Chris Behre, the lead for Directed Energy MOSA in the Office of the Undersecretary of Defense for Research and Engineering, as well as being Technical Director of the Surface Navy Laser Weapon System Portfolio for Naval Surface Warfare Center’s Dahlgren Division, and Dr Sean Ross, the deputy High Energy Laser Technical Area lead and prototyping liaison for the Air Force Research Laboratory, spoke at the Directed Energy Series, sponsored by Booz Allen Hamilton, on 11 August.
MOSA is important because it allows components and subsystems of the weapon to be standardised, Behre said. That will allow for incremental system upgrades and minimise obsolescence, while reducing costs and shortening the developmental timeline.
One way to think of MOSA is as “guard rails to guide things — not hard, level requirements that stifle innovation,” he suggested. Teams of engineers and DoD officials are working on developing a MOSA draft that will be available for comment in less than a year, he revealed. Ross added that, if MOSA is done right, it has strong potential to decrease market barriers. Nontraditional vendors with niche capabilities would want to compete, he observed, and there could be an increase in small business involvement and innovation. Laser weapons system subsystems include thermal management, laser weapon controller, beam control, laser source and power management. Industries that specialize in any of these subsystems may find a ready market within DoD if their designs show promise.
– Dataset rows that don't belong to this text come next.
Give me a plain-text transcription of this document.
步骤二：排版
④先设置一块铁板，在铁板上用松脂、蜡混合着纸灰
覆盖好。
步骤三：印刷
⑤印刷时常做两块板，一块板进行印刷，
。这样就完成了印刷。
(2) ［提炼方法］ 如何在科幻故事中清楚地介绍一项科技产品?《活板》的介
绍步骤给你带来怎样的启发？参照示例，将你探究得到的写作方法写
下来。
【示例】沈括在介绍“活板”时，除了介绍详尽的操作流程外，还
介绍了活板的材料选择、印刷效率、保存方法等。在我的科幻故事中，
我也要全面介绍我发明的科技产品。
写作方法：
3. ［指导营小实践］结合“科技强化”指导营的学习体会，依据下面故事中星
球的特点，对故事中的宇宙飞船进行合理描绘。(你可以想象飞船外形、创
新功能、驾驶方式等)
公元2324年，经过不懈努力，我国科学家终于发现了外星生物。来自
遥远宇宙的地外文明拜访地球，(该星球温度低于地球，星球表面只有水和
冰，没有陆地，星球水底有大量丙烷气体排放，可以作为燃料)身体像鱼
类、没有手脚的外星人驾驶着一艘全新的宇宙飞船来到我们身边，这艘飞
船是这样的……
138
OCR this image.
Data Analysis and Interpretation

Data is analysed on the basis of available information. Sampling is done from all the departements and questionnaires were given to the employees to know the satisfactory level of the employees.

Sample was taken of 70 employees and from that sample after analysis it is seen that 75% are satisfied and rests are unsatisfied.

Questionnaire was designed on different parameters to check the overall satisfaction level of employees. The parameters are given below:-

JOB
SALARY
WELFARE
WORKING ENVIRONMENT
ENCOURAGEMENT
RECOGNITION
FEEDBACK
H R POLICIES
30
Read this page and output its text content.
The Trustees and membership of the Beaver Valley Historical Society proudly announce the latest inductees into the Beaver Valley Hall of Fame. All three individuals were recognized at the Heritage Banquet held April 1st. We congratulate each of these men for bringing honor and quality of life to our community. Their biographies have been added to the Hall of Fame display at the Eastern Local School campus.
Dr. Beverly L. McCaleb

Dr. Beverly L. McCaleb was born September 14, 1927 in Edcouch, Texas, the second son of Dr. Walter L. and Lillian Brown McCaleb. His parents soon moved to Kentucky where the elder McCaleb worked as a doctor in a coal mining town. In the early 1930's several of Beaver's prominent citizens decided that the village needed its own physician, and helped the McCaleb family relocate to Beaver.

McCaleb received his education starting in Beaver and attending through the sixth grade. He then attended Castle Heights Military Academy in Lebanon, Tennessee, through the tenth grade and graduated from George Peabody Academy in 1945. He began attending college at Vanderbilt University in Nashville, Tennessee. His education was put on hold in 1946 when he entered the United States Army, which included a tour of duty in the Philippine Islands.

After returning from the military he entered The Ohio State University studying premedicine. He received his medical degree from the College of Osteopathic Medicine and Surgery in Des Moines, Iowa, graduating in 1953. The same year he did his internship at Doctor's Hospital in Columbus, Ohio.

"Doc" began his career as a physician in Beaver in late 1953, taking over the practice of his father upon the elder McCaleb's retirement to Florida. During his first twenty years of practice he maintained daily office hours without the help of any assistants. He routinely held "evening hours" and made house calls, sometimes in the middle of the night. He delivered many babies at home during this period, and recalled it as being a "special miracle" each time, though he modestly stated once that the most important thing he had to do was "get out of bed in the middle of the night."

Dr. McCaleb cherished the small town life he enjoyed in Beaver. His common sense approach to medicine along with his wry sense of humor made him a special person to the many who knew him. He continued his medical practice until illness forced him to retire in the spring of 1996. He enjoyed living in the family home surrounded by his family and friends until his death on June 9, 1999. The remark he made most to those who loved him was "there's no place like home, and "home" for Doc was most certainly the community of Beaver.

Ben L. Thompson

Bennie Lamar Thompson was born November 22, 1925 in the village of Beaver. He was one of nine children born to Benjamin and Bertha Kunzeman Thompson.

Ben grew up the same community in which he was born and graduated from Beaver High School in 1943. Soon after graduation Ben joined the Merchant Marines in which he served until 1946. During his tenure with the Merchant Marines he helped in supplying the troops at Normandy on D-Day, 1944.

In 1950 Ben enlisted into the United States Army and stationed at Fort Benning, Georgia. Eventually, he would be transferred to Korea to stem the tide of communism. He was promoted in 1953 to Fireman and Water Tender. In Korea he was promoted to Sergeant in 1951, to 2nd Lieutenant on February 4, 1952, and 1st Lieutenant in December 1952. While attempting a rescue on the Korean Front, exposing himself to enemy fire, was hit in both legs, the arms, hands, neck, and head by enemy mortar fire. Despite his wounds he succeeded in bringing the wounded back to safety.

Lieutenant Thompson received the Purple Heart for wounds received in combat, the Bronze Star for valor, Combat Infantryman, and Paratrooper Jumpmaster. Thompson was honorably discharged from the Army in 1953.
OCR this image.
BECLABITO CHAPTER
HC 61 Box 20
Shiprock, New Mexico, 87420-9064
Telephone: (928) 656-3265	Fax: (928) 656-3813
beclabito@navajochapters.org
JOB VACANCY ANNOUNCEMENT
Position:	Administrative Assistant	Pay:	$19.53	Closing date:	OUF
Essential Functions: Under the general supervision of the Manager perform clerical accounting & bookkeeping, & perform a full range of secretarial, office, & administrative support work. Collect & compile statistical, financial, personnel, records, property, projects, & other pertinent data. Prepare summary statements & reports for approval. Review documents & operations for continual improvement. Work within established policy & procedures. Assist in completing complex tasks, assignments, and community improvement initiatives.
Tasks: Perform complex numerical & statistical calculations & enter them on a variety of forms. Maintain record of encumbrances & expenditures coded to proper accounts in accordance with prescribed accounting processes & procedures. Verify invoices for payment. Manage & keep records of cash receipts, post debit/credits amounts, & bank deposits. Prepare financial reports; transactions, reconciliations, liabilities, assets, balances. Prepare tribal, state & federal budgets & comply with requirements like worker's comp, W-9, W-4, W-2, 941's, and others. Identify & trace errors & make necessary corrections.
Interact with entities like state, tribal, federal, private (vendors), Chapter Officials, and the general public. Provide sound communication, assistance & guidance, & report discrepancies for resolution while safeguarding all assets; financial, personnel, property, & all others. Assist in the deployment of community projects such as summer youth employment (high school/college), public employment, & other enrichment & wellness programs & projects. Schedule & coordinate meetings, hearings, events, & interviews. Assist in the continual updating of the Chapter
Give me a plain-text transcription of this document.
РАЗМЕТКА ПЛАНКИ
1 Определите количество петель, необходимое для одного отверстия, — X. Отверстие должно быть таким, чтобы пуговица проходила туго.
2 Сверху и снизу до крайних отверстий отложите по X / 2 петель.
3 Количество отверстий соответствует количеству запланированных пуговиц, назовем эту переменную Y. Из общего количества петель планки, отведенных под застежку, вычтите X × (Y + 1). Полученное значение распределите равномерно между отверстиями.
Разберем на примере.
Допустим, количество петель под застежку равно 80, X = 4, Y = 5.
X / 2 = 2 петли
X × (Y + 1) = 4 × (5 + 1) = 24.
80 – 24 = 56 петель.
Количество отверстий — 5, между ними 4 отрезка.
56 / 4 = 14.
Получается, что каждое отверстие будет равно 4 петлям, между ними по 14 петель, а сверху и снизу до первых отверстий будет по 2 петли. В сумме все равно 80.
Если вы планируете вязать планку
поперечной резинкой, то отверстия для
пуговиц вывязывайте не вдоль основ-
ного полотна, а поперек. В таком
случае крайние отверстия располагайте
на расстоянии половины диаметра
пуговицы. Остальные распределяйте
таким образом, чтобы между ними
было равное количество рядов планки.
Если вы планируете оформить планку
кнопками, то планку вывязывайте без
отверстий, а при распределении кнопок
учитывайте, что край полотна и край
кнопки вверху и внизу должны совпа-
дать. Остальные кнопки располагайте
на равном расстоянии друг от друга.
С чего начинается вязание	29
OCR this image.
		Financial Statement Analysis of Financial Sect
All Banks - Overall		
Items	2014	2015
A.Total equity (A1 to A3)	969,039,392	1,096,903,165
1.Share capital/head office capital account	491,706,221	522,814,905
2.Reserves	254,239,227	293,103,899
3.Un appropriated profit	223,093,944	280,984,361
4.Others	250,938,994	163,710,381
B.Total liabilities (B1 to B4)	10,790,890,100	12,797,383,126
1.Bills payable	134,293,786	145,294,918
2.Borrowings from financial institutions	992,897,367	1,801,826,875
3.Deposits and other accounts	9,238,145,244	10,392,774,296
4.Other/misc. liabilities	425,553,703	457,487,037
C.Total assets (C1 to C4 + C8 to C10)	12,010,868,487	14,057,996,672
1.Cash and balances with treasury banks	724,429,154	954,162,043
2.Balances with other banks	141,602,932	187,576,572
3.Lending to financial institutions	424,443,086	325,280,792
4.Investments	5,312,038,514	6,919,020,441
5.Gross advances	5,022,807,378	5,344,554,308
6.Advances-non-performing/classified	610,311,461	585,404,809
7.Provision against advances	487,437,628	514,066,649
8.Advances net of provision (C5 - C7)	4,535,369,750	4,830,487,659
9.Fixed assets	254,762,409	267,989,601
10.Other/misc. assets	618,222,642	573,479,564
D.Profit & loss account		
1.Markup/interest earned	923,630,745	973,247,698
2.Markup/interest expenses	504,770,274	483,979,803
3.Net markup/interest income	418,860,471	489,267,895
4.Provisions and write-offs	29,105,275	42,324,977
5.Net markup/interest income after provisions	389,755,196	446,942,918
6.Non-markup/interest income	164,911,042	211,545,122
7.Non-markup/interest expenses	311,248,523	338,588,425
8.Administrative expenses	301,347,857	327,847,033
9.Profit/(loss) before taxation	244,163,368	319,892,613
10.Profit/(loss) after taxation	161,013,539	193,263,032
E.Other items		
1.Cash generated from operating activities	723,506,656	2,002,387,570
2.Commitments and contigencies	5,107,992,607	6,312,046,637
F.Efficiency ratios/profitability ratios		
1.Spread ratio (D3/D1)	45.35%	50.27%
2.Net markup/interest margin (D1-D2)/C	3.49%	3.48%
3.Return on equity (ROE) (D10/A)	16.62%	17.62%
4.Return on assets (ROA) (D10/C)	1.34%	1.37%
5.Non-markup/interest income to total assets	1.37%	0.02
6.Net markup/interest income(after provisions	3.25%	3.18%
MOSA allows for flexibility and not overprescribing, Ross said, citing two examples. Within a laser system, the operating temperature of the diodes is one of the most important factors in laser effectiveness. “It is one of the major SWaP drivers with competing effects,” he explained. “The higher the diode temperature, the less efficient the laser is. However, the thermal management system works most efficiently with higher diode temperatures. So, deciding an arbitrary temperature in the MOSA standard would be very risky and result in a suboptimal system.”
His second example is based on the standard that the higher the voltage used in the laser, the lower the required weight of the copper conductive wires. If the voltage is too high, there would be arcing and a corona effect — two undesirable outcomes. The solution, he suggested, is for the government to come up with broad standards, letting industry come up with the finer details.
A successful MOSA standard is one that gets industry excited and eager to take on the challenges and run with it: if it makes no sense, everyone will just ignore it and innovation and competition will come to a halt, he concluded.